These filters lighten objects of their own colour and darken objects having a complementary colour. By way of examples

A red filter would darken a blue sky making it almost black and thereby greatly emphasizing white clouds. It can be used during the day time to simulate moonlight effects.

An orange filter would produce less exagerated effects darkening a blue sky to something like a mid gray whilst still emphasizing the clouds.

A yellow filter has similar effects on blue skies and clouds but the effect is much less obvious. Its corrects the natural tendency of film to render blue too light and thereby loosing light clouds.

A green filter renders greens lighter and helps to separate various shades of green in a landscape. This filter renders reds darker. It can improve portraits by slightly darkening lips and pinkish skin tones.

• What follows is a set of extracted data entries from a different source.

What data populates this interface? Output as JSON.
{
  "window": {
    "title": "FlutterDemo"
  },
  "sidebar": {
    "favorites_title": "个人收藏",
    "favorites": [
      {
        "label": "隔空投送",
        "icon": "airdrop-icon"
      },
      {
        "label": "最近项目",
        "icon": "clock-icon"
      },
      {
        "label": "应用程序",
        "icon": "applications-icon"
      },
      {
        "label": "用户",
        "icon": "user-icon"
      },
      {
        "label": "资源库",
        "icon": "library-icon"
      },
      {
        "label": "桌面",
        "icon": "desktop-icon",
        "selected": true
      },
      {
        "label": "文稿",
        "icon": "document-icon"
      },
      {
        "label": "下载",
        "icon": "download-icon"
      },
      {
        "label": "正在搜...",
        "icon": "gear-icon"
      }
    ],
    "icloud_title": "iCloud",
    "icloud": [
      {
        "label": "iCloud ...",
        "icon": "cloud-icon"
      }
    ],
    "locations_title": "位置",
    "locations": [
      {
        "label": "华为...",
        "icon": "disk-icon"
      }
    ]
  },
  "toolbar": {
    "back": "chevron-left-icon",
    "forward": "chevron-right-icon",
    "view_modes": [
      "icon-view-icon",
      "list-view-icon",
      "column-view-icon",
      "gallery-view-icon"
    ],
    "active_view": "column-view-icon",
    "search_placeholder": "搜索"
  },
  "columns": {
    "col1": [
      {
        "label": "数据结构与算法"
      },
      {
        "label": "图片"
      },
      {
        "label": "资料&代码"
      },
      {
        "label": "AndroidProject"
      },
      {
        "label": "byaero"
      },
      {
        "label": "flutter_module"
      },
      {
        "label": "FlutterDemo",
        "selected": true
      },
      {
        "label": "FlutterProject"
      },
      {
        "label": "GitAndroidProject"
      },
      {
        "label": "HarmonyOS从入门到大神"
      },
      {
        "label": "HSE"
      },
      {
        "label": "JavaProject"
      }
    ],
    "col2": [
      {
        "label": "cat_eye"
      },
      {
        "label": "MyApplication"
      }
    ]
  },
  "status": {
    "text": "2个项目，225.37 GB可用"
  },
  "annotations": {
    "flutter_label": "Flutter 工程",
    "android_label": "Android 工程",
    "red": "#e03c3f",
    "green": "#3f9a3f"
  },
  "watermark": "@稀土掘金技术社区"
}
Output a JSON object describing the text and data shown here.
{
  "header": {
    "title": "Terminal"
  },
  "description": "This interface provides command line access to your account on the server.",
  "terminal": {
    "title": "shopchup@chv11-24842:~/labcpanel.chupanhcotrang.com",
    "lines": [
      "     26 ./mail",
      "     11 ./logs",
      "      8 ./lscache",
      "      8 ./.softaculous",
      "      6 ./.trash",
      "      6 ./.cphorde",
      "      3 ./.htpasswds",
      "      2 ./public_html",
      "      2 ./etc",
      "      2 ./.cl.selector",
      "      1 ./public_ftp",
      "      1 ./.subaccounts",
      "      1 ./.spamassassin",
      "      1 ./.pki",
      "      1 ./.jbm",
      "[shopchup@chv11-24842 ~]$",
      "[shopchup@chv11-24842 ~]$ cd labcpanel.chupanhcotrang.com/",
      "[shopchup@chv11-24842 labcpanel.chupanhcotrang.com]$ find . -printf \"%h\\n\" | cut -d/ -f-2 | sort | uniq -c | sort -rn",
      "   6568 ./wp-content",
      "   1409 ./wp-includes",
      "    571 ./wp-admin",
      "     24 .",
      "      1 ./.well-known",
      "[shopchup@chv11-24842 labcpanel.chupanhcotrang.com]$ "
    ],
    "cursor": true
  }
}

Most filters, all of them mentioned here, require the exposure to be increased. The amount of increase is given by the filter factor which is printed somewhere on the filter ring. This is only important when you set the exposure manually. If you are using auto exposure this will happen automatically.

polo
09-03-07, 16:50
Thanks alot for those tips, i'll give em a go. Cheers, Polo

robski
09-03-07, 16:53
As John has stated these filters were intended for film. Part of the problem with using them on a digital camera is the auto white balance. You would need to defeat the auto white balance. To be honest most of these effects can now be done at the post processing stage.

polo
09-03-07, 17:23
Hi Rob, I still dont even fully understand custom white balance like when they say you should carry a grey card with you and get your readings from that. Could you enlighten me? I feel pretty stupid asking this question as it's probably one of the first things you learn about! Cheers

inacar
09-03-07, 18:17
I know this is probably a stupid question, but does the UV filter effect the picture with the white balance as the others do?

somert8
09-03-07, 20:54
Hi Rob, I still dont even fully understand custom white balance like when they say you should carry a grey card with you and get your readings from that. Could you enlighten me? I feel pretty stupid asking this question as it's probably one of the first things you learn about! Cheers

If I may say polo,please don`t feel stupid asking questions because you are NOT,I feel that way sometimes but nobody knows everything,and we are always learning no matter what the level of experience,this is what these forums are all about.I`ve learned more from photography forums than reading 10 book`s on the subject.
I struggled on white balance,but my biggest hurdle was aperture,basically its about background focus,though (as always!)there is more to it.
As for white balance try your camera in custom mode and go from one end of the white balance to the other taking shots and look at the results,then you can try the grey card thingy.
I hope this helps and if you want anymore help don`t feel stupid.:)

robski
09-03-07, 22:55
Hi Polo

You may or may no of noticed that the colour of daylight changes throughout the day. In the early morning and late afternoon it has a yellow cast and at midday it has a higher blue content. Digital cameras have an auto white balance mode that examines the image to determine the correct value for whites to compensate for the changes in colour of the lighting.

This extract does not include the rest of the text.